Verteidigung des Kulturgutes?
Heute ist es so, dass sich vor allem katholische und politisch konservative Kulturwächter vielerorts für das Christkind stark machen. Da wird verdammt und verteufelt, was das Zeug hält, ohne zu wissen, dass man eigentlich eine protestantische Schöpfung zu verteidigen sucht. Das ist einer dieser Fälle, in denen ohne viel zu differenzieren "Amerika" herhalten muss, dessen Einflüsse es zu beschränken gilt. Die Parallelen zum ebenso verteufelten Halloween sind kaum zu übersehen: Amerikanischer Kitsch sei es, der hier nichts zu suchen hat. Dabei sind "Halloween" und "all hallow's eve" schon rein sprachlich sehr eng verwandt. Beide leiten sich vom irisch-gälischen "samhain" (Samhain, Samuin, Samfuin) her, das soviel wie Ende des Sommers bedeutet. Am 1. November wurde schon lange vor der katholischen Kirche das Ende des Sommers in Europa gefeiert, an dem die Tore zwischen den Welten der Lebenden und Toten offen sind. Das wiederum kommt wahrscheinlich daher, dass an diesem Tag die Kelten schon vor Jahrtausenden ihr überzähliges Vieh schlachteten, um die widerstandsfähigeren Tiere durch den Winter bringen zu können...

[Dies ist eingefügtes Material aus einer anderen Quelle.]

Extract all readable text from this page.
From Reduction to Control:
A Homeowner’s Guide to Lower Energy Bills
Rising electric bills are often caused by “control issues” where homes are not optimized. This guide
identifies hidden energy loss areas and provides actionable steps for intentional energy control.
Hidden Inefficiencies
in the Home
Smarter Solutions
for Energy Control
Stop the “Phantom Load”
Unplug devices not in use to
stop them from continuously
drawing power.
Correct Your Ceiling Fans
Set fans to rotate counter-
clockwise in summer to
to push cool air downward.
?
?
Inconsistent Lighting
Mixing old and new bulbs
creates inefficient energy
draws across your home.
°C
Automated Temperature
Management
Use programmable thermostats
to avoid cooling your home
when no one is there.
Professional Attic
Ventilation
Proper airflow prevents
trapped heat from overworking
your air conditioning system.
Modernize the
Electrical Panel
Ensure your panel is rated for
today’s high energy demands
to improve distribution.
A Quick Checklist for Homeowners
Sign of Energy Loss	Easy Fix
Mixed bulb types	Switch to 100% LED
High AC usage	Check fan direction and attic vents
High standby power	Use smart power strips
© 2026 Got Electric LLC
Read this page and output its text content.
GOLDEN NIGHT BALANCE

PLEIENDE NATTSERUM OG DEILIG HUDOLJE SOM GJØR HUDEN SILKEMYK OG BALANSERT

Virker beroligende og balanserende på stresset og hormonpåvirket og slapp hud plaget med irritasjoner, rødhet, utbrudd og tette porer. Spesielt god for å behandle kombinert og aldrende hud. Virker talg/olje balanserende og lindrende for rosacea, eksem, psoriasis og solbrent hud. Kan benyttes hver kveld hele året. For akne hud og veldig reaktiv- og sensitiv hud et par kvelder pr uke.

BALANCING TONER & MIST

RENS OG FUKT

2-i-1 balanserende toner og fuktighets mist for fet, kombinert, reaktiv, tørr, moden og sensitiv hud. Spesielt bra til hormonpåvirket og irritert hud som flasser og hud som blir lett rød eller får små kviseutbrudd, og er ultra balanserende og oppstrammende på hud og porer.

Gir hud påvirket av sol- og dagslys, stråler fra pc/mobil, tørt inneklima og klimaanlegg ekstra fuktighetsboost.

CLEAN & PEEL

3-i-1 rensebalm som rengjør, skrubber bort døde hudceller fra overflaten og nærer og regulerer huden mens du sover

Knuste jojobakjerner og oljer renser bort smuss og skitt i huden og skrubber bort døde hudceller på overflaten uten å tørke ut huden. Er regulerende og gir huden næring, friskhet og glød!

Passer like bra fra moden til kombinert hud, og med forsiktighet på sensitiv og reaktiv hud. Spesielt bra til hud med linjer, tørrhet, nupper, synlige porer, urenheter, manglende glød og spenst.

Zurück zum besinnlichen Fest?
Doch zurück zu Weihnachten. Hier ist eine Idee, wie man unser Weihnachtsfest vor den bösen Amerikanern retten könnte: Wie wäre es, am 24. Dezember keine Geschenkeorgien nach vier in manischem Konsumstress verbrachten Wochen zu feiern? Echte Kulturgläubige würden ihren Kindern am 6. Dezember eine Kleinigkeit schenken und Weihnachten an sich dann so feiern, wie es vorgesehen war – besinnlich im Kreise der Familie, ohne Stress, dafür aber mit spiritueller Vorfreude darauf, dass es sowohl nach den heidnischen Wurzeln als auch den christlichen Lehren ab sofort wieder heller wird.
Realistisch betrachtet ist es also vollkommen egal, welche Fantasiefigur die Geschenkeberge aufstapelt. Mit Religion oder Kultur hat das, je nach Betrachtungszeitraum, eher wenig zu tun. Das Gerede über den schleichenden Untergang unseres Kulturkreises könnte diesbezüglich also durchaus verstummen. Am besten Gleichzeitig mit "Last Christmas" von Wham!